Did you guys see this article a while ago? About why we’re all so unhappy? It’s definitely worth a read. But if, for whatever reason, you don’t click that link, the whole thing is summed up nicely in this graph:
I’ve been thinking about this article since I read it because that’s what I do. Aside from noticing all of the enviable things in your life (yeah, you…), I started looking at my own life as if it were only what I share on Facebook. That life is fairly wonderful:
I have a cool GA job at a famous, fancy school. I live with a handsome web developer who happily supports both of us. Our happy wedding pictures are everywhere, and we spend weekends exploring our trendy new city.
Those things are true and I am grateful for them, but they are not the fullness of my experiences. So I want to hand you a few stories the way I handed our church group a plate of slightly-burnt, flat chocolate chip cookies one of the first times we met with them:
“I just don’t want you guys to have a chance to think that I have it all together.”
These stories aren’t directly happy or hopeful, but they are real. I think we all need more real.
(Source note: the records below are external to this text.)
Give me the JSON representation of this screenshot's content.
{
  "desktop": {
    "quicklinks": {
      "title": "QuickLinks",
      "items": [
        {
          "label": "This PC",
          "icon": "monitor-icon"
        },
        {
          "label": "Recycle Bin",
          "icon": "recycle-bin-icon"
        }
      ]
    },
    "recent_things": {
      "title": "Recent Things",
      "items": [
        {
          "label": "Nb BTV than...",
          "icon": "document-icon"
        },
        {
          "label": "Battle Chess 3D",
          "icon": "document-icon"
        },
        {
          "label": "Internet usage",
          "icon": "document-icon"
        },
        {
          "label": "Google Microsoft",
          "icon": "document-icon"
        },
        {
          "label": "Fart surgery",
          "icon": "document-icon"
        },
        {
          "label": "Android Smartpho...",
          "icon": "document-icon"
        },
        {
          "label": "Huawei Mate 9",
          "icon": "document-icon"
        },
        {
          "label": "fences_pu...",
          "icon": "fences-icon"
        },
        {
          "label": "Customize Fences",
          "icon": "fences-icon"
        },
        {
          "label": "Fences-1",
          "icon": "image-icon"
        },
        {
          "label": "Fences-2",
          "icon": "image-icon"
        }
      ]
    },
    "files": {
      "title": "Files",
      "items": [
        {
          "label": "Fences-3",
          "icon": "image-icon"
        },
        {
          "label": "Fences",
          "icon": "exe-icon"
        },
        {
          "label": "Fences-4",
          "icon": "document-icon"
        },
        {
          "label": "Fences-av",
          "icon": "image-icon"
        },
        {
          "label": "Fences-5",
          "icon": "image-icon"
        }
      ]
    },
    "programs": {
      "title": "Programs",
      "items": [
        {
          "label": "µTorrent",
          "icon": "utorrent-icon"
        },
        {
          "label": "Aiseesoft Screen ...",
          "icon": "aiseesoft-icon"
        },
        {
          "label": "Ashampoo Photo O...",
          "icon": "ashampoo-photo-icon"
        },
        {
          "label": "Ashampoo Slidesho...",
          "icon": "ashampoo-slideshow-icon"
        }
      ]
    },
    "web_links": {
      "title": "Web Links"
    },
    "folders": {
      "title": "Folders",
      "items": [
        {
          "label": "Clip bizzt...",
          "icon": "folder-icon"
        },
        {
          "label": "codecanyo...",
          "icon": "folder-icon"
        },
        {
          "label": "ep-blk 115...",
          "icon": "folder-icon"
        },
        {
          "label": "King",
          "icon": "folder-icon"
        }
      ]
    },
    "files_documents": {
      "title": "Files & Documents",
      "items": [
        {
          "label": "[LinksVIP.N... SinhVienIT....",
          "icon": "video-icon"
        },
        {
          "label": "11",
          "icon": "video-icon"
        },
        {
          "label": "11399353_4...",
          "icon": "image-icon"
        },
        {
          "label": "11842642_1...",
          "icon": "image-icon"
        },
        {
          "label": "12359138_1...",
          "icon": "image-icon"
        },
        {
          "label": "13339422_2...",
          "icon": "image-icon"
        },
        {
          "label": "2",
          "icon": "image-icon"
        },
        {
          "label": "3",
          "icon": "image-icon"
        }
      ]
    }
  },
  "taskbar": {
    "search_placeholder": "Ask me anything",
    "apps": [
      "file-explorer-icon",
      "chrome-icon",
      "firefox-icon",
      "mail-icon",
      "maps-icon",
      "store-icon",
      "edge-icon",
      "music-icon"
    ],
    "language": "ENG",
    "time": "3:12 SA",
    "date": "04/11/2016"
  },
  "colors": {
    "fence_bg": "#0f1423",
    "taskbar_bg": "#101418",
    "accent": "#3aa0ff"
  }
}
While biking to meet friends for dinner, I misjudged the timing of a stoplight and barely made it through the intersection in time for a black SUV to charge ahead. A passenger leaned out of its back window and shouted, “You have to follow the rules, too!” It was a verbal slap in the face, and I was left in a cloud of noxious exhaust and anger. We continued on our path, but every turn of my pedals filled me with more resentment. I DO follow the rules! I am SO careful! How dare someone just scream at another person like that? He should be THANKING me! I’m actively reducing traffic and pollution every time I bike anywhere! They weren’t in any danger. If anything I’M in danger whenever people get that angry in such huge trucks! By the time we reached the Georgetown Waterfront, I was so overwhelmed with rage and fear that I had to stop. I got off my bike and sobbed for several minutes in front of a lot of strangers.
People in the city like to yell. I would say they like to yell at other people, but I don’t think they see one another as people. Just obstacles. I am on my way somewhere, and you are not, you are just in my way. Every time I get yelled at during a commute, it stings. I hurt. I hardly have time to process these brutal, one-sided interactions before I have to be somewhere and look put-together. I’m not very good at it.
When strangers shout at me, I feel bombarded by my own anonymity.
No one who knows you talks to you that way. Regardless of what loud noises the shouter may be expelling, all I hear is, “You are less than human to me. Take my excess of negativity, I don’t care if you can handle it or not.” That message doesn’t always come in words. Sometimes it comes in car horns droning on at rush hour. I hear the same thing. It takes me hours to shake off that message.
I can shake it off faster when I find people who know me. There are a few at that fancy school, right? They are good people. We work together, lament over difficult projects, have great discussions on the nerdy things we like, all of that classmate stuff. But I still felt like they didn’t know me. So I shared a little. During a “talent night” party, I read aloud one of my blog posts from the World Race, and they clapped a lot.
I wrote to a friend later that the experience of turning a post into a “spoken-word piece” felt like something big and brave. Was it brave? I maintain that it was. It is a scary thing to fight to be known. We are still “new” here, so that fight feels constant. That talent night was a breakthrough. So was the night I took those mediocre cookies to small group. I have felt more whole in those moments, and I’m seeking more of them… even if I have to walk, bike, and be shouted at to get there.